The MSCI Pacific ex-Japan ETF (JPC) is a USD-denominated exchange-traded fund that seeks to track the performance of the MSCI Pacific ex-Japan Index. The Index measures the performance of stocks included in the MSCI Pacific ex-Japan Index, excluding Japanese companies. The Index was first introduced on June 30, 2005. It currently comprises 2,088 stocks and covers 23 countries across Asia. The fund’s top ten holdings include Samsung Electronics Co., Ltd., Hong Kong Telecom Limited, China Mobile Limited and Singapore Telecommunications Limited (see “Fund Manager Report” below).

Vanguard FTSE Pacific ETF

Vanguard FTSE Pacific ETF (VPL)  is designed to provide investment results that correspond generally to the price and yield performance of the FTSE Pacific Index (FPSE). The Fund’s share class has no expense ratio. The Index used in this Fund was developed by London-based company Market Link Limited, an affiliate of MarketLink, Inc., which also developed other indexes used in ETFs, including those underlying several Vanguard funds, including some of those discussed below. The Index was designed to track a subset of 40 major world equity markets based on a methodology combining factors such as dividend yield, book-to-market value, and capitalization weighted by market capitalization. It includes both large companies such as Intel Corporation and Baidu Inc., as well as small companies such as Maersk Line.

Global X FTSE Nordic Region ETF

Global X FTSE Nordic Region ETF (GXF) invests in a broad, diversified portfolio of stocks from the Nordic region. The portfolio contains approximately 80% equities and 20% fixed income securities. It includes companies from all sectors including technology, industrials, financials, consumer discretionary and healthcare. Global X FTSE Nordic Region ETF (GXF) invests in a broad, diversified portfolio of stocks from the Nordic region. The portfolio contains approximately 80% equities and 20% fixed income securities.

SPDR Portfolio Europe ETF

The SPDR Portfolio Europe ETF is a market cap weighted index of equities from the Eurozone and the U.S. dollar-denominated securities of non-U.S. companies that are based in the Eurozone or U.S. It includes both large-cap and mid-cap stocks, with the total value of each stock representing 25% of the index weighting and is rebalanced annually to keep the portfolio equally weighted over time, although it does not actively track an index like most exchange traded funds (ETFs). Investors may buy and sell SPEU on any stock exchange where shares are traded.

Vanguard FTSE Europe ETF

VGK Capital has an advantageous position in 1363 stocks from different countries in Europe, among them in Germany, France, Austria, the Netherlands, Italy, Switzerland, and Ireland. VGK is an investment manager with assets of more than $23.4 billion. Some of the VGK stocks are Nestle SA, Roche Holding AG, ASML Holding AG, and AstraZeneca pl. VGK had a 1-yr return of -10.6% and 4.38% in the last five years. It is the only provider in its class with a best-in-category fee-for-service rate of 0.8%.

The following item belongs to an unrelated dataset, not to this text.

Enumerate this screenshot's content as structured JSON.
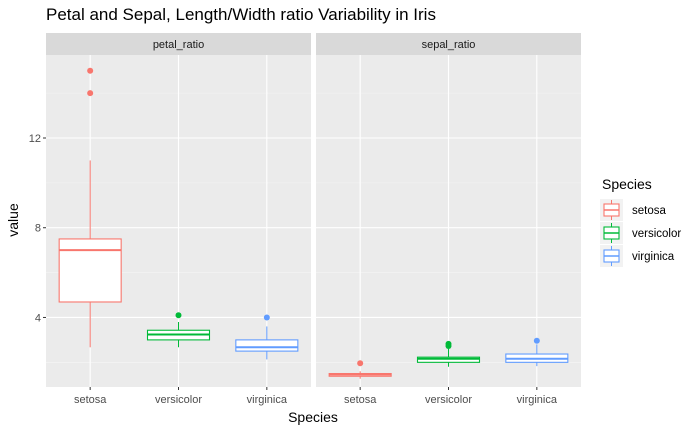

There are many ETFs that are listed on various exchanges in the world. However, you need to make sure that you choose the right one. Many people have been able to make profits through this investment option. The best way to do this is by doing a lot of research on your own as well as asking your friends and relatives. You should also make sure that you take advantage of the internet. This is because it allows you to find out all kinds of information about different ETFs so that you can be able to pick the best one for your needs.